A) Il faut que certaines conditions soient remplies pour qu’une hausse de la demande entraîne une hausse de
l’investissement (sinon, même si demande augmente, l’investissement n’augmentera pas)
1. volume de la demande et capacités de production
il faut que la hausse de la demande soit soutenue et durable. Pour investir, il faut que les perspectives de profits (fonction également du partage de la
valeur ajoutée entre EBE et salaires) soient durables et suffisamment élevés. (doc 2 et 6). De plus, si l’entreprise sort d’une période caractérisée par
une évolution faible (voire négative) de la croissance, son taux d’utilisation des équipements sera alors nettement inférieur à 100% ; en cas de reprise
économique, au lieu d’investir, l’entreprise utilisera déjà en priorité toute sa capacité de production.

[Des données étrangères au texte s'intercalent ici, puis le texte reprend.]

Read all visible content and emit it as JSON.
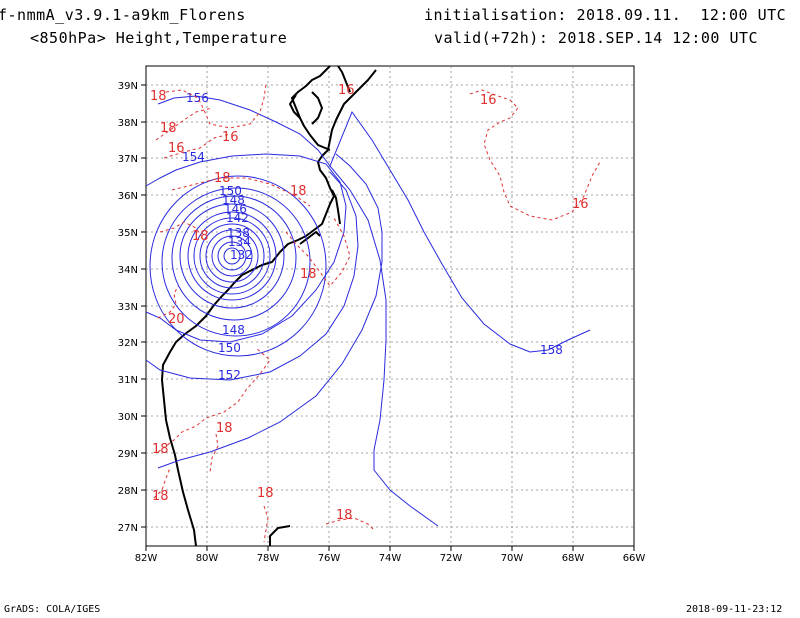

2. La situation financière des entreprises :
Une hausse de la demande ne suffit pas si une entreprise n’a pas les moyens financiers d’investir dans de bonnes conditions (cad qui ne menacent
pas son existence future)
- si l’entreprise a les capacités d’autofinancer son investissement, la décision d’investir sera plus facile à prendre ; la forte baisse du taux de marge
des entreprises françaises entre 1973 et 1985 s’est traduite par une nette diminution du taux d’investissement, d’autant plus que, sur cette période,
les taux d’intérêt réels avaient fortement augmenté, ne facilitant pas un financement de l’investissement par l’emprunt (effet de levier négatif)

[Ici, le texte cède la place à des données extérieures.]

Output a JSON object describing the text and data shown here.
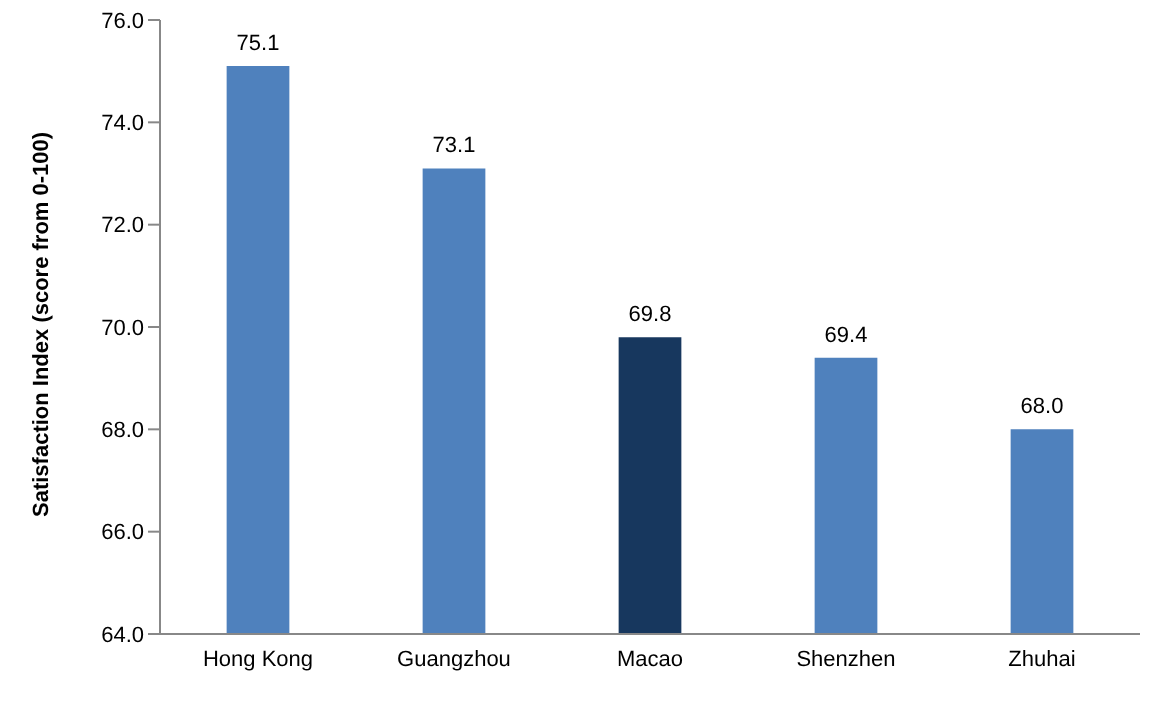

- si l’entreprise est endettée, la priorité sera donnée au désendettement plutôt qu’à l’investissement (cas au début des années 90), d’autant plus si les
taux d’intérêt réels sont élevés, incitant alors les entreprises à des placements financiers (profits plus rapides et moins risqués que par
l’investissement).
B) Même si la demande se ralentit, il peut y avoir quand même investissement car certains investissements ne sont
pas liés aux variations de la demande.
1. au niveau national,
- Les investissements de productivité répondent à un objectif de compression des coûts :si le coût du travail augmente par rapport à celui du capital,
la tentation est grande de substituer du capital au travail pour diminuer les coûts de production. (doc 1)
- Les investissements immatériels ne sont pas liés directement à l’évolution de la demande mais davantage au progrès technique et à la nécessité de
gagner des marchés dans un contexte de concurrence accrue (part de l’investissement matériel dans l’investissement total diminue tandis que celle
de l’investissement immatériel augmente) (doc 2 et 4)
- Les investissements publics réalisés par les administrations répondent à d’autres motivations aussi bien économiques, sociales que politiques (doc
2) 2. développement des IDE
L’augmentation de la concurrence du fait de la mondialisation incite les entreprises à réorganiser la production dans le cadre de cette mondialisation
pour réduire les coûts de production (main d’œuvre ou matières premières meilleur marché, économies d’échelle). => le développement des IDE
n’est pas déterminé par celui de la demande mais vise à l’encourager.
Incontestablement et dans une large mesure, l’évolution de l’investissement dépend de la demande anticipée. Mais il faut aussi que
certaines conditions soient réunies comme par exemple l’absence de capacités de production inutilisées. Dans la pratique, on voit souvent coexister
une demande soutenue sans reprise de l’investissement et à l’inverse une poussée de l’investissement avec une croissance molle. L’investissement
dépend donc d’une multitude de facteurs et pas seulement de la demande.